Hey <DAD>, <your partner> and i noticed your daughter loves our Dogs, since we work most days would you be comfortable with her helping out <your partner, and I> in the mornings or evenings? We are getting started on our family but our little helper will take a few years before we can put them to work.

Women are generally seen as less threatening, so having conversations where you drop your partners name and status in front of yours helps. Identifying yourself as a parent, or working to be a parent also can “soften” your male appearance. Finally, dont push, drop it and take no for an answer because some people are never going to be comfortable.
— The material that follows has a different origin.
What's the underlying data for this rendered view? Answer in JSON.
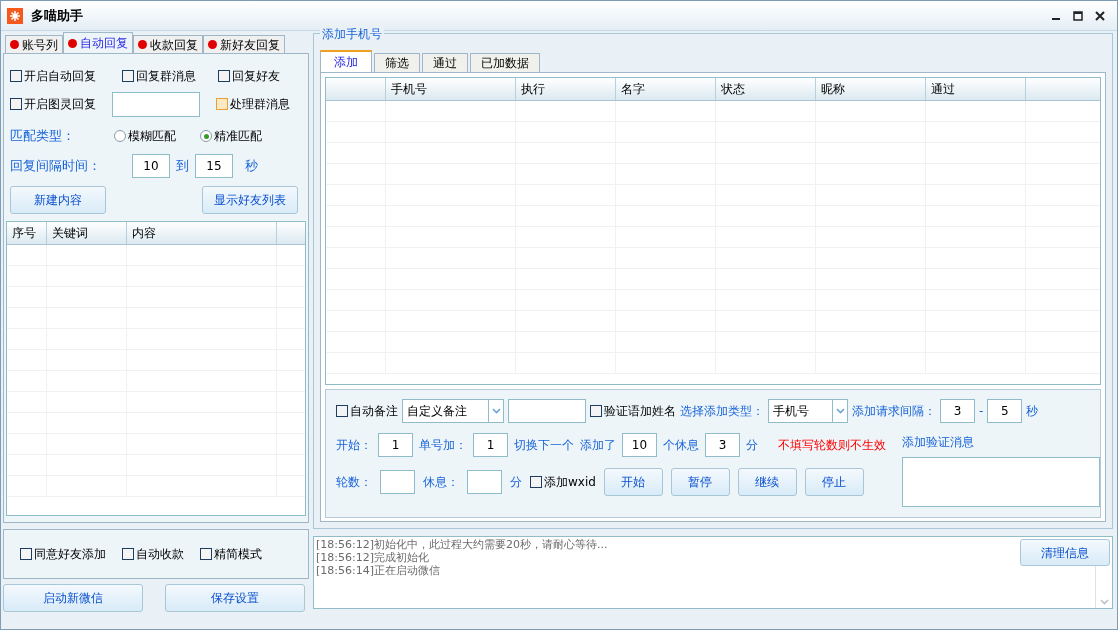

Also dont expect your words or message to be translated to adult, there have been times where our kids have said things that “they were told by an adult” and when we have called the school/daycare/friends parent, its often a misunderstanding where the kid has no idea what the context or specifics meant so they tried to convey their own version. So next time keep it short and sweet, and if possible immediate. “Are your parents around… Could I talk to your <DAD/MOM>… we need to get <DAD/MOM>s permission first”

A few things that have helped me in the past are being prepared. While my kids were in diapers or potty training I rolled everywhere with spare gear and I was quick to offer to other parents, especially at parks and public areas where people can be caught unprepared.

I had a situation in an airport where a Mom was overwhelmed trying to hold 1 kid, keep another in the stroller, and sign the doc’s to check her strollers and car seats. I was already in line, so I said “Im not going anywhere, can I help you with something or hold one of your kids?” She did an up and down check, realized I was in fact in line, and its an airport, so she handed me her baby and I stood where she could see me and rocked them while she finished what she had to do.

I would also suggest taking some child safety classes, I coach sports, and am a Den leader in our local Cub Scout Pack. Both programs required me to take classes regarding identifying child predators, unsafe situations, and child abuse and how to report them. Classes like these can help you see interactions from an outside risk perspective.